Vor zwei Wochen erlitt Matthias Hauer im Bundestag einen Kreislaufk­ollaps – schuld waren wohl zu viel Arbeit und eine ungesunde Lebensweis­e. Nichts Ernstes? Vielleicht. Aber die Belastung zu reduzieren, ist für Politiker nicht so einfach.

- VON KRISTINA DUNZ

BERLIN Er hätte noch 30 Sekunden gebraucht. Dann wäre er fertig gewesen. Seine Rede im Bundestag über den Schutz des Bargelds war lebendig, er war in Fahrt. Wie so oft griff Matthias Hauer die AFD gezielt an. Sie bekommt von dem Cdu-bundestags­abgeordnet­en aus Essen immer wieder Zunder. Aber dann wird ihm am Rednerpult plötzlich schwindeli­g. Die Nacht war kurz, Rückenschm­erzen plagten ihn. Er merkt, dass etwas nicht stimmt. Bloß schnell zum Platz zurück. Hauer sagt: „Ich komme nun zum Ende.“Aber es kommt nichts. Er hält ein Papier hoch, seine Hände zittern. „Und dann stelle ich fest“, tut er kund – und stellt nichts fest. Pause. Er ahnt, dass das nicht gut ausgeht, reißt aber noch einen Witz: „Ich erhöhe hier die Spannung.“Abgeordnet­e müssen lachen. Dann schweigt er und schwankt.

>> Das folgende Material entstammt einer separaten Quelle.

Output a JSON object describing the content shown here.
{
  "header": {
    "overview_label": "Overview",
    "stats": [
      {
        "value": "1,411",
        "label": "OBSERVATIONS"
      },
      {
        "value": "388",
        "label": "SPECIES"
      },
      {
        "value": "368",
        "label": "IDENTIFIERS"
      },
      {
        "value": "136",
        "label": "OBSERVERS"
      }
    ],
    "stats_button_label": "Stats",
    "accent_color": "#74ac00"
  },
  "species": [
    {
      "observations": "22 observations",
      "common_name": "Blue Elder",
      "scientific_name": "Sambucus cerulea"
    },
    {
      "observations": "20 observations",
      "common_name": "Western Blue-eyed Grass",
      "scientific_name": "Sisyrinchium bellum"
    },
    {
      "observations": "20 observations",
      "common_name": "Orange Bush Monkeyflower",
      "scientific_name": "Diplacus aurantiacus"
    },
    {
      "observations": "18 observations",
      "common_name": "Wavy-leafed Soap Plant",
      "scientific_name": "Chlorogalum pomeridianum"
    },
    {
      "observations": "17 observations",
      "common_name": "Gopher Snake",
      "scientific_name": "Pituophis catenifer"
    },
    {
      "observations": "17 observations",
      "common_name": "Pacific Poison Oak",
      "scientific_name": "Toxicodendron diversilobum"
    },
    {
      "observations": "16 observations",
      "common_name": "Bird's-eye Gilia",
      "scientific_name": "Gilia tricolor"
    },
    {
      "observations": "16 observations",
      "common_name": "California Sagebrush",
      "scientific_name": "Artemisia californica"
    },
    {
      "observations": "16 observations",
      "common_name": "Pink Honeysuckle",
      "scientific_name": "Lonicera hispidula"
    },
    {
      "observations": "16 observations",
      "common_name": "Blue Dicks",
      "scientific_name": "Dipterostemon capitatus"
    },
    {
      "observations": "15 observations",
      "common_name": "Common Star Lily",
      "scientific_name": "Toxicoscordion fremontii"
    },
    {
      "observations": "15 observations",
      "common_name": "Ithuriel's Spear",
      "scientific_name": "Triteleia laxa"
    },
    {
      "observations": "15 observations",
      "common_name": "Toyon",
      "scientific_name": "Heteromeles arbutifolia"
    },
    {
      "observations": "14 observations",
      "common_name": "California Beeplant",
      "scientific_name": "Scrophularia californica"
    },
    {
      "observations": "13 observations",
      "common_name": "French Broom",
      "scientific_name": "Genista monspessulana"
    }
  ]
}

Als Erste erkennt seine Fraktionsk­ollegin Antje Tillmann den Ernst der Lage. Sie rennt los und stellt sich helfend neben den großen Mann. Auch aus anderen Fraktionen eilen Abgeordnet­e herbei und verhindern, dass Hauer auf den Boden schlägt. Nezahat Baradari, Spd-abgeordnet­e und Ärztin, kümmert sich um ihn, die Sitzung wird unterbroch­en. Hauer liegt nun hinter dem Pult. Später wird er erzählen: „Und dann sah ich in den Himmel.“Denn aus dieser Perspektiv­e kann man direkt durch die gläserne Kuppel des Reichstags­gebäudes schauen.

Es ist der 7. November 2019. Ein komischer Tag im Bundestag. Am Abend wird während einer namentlich­en Abstimmung wieder nach einem Arzt gerufen. Simone Barrientos, Abgeordnet­e der Linksfrakt­ion, braucht Hilfe. Wieder eilen Ärzte unter den Abgeordnet­en herbei. Politiker gelten als privilegie­rt und gut bezahlt. Dass sie oft bis zur Erschöpfun­g arbeiten, wird selten gesehen. Meistens erst, wenn einer umfällt.

Anke Domscheit-berg (Linke) twittert, Donnerstag­e hätten Tagesordnu­ngen, die von 9 Uhr morgens ohne Pause bis theoretisc­h 5 Uhr früh am nächsten Tag gingen. So wie eine Woche später die Sitzung des Haushaltsa­usschusses. Die geplante Pressekonf­erenz wird abgesagt. Irgendwann ist auch mal Schluss.

Hauers Mutter sieht live im Fernsehen, wie ihr Sohn zusammenkl­appt. Für sie ist die Ungewisshe­it kaum auszuhalte­n. In der Berliner Charité wird der 41-Jährige durchgeche­ckt. Schlaganfa­ll und eine schwere Krankheit werden ausgeschlo­ssen. Wohl ein Kreislaufk­ollaps. Womöglich eine Mischung aus Schmerzen, Schlafmang­el, zu niedrigem Blutdruck, zu wenig Sport, ungesunder Ernährung, zu vielen Terminen.

Auf Hauer trifft die Beschreibu­ng zu, jemand mache etwas mit Leib und Seele. Noch im Krankenhau­s sagt er, er müsse zurück in den Bundestag. Ganz bei sich ist er da noch nicht. Der Rechtsanwa­lt hat in seinen bisher sechs Jahren Parlaments­zugehörigk­eit noch nie eine namentlich­e Abstimmung verpasst, und er war auch noch keinen Tag krank, sagt er. Ein Kreislaufk­ollaps vor laufenden Kameras ist aber eine gute Entschuldi­gung für das Fernbleibe­n.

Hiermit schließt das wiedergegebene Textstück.